Wage decoupling for the rest {non-mining] of the workforce is 0.18 percentage points per annum since 1994-95. The fall in wages over 2022-23 for the rest of the workforce (4.6%) exceeded the fall in labour productivity (3.5%).

It will be some time before the effects of the pandemic will be smoothed out, and even longer, perhaps, before we see any improvement in productivity as the economy recovers from the misguided economic policies of the nine years of Coalition government. But these findings from the Productivity Commission appear to confirm that the Coalition’s policy of driving real wages down, supported by their tax changes that discouraged long-term investment, have been effective.


What will happen to interest rates?

Most economists expect that at its next meeting, on March 19, the Reserve Bank Board will announce a four percent reduction in the cash rate, accompanied by an apology for its excess zeal in its 13 increases over the last 22 months.

Just kidding.

John Hawkins and Craig Applegate of the University of Canberra bring some reality to our expectations in their Conversation article Interest rates are expected to drop but trying to out-think the market won’t guarantee getting a good deal.

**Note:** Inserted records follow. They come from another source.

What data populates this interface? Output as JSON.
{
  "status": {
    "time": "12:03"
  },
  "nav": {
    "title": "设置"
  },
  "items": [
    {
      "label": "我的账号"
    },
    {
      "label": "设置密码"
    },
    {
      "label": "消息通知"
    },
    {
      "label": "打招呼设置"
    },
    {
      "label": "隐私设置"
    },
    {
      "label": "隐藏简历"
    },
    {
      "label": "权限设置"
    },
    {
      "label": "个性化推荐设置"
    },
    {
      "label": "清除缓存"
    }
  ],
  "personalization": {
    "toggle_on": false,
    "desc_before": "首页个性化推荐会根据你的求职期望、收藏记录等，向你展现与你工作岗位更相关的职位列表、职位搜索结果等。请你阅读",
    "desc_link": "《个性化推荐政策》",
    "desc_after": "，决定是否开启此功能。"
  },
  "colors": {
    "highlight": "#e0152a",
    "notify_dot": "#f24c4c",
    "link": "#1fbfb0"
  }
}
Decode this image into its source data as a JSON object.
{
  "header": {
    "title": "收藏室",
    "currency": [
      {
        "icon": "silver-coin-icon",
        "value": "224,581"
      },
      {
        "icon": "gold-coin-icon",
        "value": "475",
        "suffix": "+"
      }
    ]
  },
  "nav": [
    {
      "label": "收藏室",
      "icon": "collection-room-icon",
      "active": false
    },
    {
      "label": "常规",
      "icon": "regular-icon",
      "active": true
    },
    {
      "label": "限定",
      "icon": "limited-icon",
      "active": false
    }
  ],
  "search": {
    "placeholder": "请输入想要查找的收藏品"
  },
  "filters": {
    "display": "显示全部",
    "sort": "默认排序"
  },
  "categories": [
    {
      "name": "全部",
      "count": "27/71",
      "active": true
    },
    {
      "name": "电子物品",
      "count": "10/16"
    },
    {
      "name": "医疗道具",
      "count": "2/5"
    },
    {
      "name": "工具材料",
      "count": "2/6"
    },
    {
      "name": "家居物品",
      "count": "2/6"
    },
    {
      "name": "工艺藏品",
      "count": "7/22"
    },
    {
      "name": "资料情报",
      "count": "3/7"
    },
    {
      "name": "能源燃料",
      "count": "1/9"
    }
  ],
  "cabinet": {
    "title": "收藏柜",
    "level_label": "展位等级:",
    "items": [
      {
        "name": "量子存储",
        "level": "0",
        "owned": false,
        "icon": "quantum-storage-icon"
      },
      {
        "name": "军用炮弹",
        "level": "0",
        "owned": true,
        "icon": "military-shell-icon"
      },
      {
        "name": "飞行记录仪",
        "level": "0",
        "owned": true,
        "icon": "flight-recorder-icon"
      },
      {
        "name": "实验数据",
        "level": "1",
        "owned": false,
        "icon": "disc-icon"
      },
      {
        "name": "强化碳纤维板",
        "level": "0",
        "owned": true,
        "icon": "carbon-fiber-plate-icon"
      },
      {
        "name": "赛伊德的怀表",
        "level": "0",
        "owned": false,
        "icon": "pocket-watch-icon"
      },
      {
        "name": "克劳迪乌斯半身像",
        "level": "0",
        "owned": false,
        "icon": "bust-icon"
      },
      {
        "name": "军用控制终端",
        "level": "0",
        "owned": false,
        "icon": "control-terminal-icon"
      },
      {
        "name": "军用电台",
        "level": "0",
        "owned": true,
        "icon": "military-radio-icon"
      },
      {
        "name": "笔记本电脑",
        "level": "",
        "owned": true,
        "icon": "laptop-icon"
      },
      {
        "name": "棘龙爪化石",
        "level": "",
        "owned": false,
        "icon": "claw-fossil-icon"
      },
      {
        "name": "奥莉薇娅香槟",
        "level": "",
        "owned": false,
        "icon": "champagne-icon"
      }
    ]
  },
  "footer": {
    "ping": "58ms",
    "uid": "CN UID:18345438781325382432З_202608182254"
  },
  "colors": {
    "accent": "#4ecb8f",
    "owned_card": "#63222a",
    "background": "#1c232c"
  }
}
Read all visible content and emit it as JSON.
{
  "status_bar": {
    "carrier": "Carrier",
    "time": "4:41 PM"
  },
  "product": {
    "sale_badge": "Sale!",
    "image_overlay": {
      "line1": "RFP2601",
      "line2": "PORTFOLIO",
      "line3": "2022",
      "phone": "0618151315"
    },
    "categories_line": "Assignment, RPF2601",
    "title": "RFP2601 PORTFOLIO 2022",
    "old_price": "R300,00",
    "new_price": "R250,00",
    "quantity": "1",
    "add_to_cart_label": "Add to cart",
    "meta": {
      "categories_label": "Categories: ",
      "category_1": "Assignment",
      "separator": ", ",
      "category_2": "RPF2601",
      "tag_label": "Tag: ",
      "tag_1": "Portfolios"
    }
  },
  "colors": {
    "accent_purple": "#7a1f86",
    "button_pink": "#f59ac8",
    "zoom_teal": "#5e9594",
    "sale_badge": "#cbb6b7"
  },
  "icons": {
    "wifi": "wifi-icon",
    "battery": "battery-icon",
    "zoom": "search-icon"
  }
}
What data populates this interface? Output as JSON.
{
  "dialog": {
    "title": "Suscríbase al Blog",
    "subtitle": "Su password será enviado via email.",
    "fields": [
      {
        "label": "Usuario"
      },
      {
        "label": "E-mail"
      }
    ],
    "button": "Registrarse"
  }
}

While some economists expect rates to hold steady, or perhaps to rise, most expect there to be some modest falls, starting later in this year. As has often been stressed in these roundups (but not in most media), the real interest rate – the interest rate after inflation – has been zero or negative for most of the last ten years. Hawkins and Applegate go into some detail about the RBA’s target for a real interest rate, and it turns out to be somewhere around 1 percent. So if inflation is 2 to 3 percent (the RBA’s target), the nominal rate would be somewhere between 3 and 4 percent – not much down from the present 4.25 percent. A long period of low interest rates appears to have shifted our notion of what constitutes a “high” rate.

Although Hawkins and Applegate don’t mention it, much of the CPI inflation and housing price inflation we have experienced in recent years results from the long period of unjustifiably low interest rates.

Hawkins and Applegate also dampen expectations that if interest rates fall, rents will fall. High rental prices result from a market supply-demand imbalance, not from high interest rates.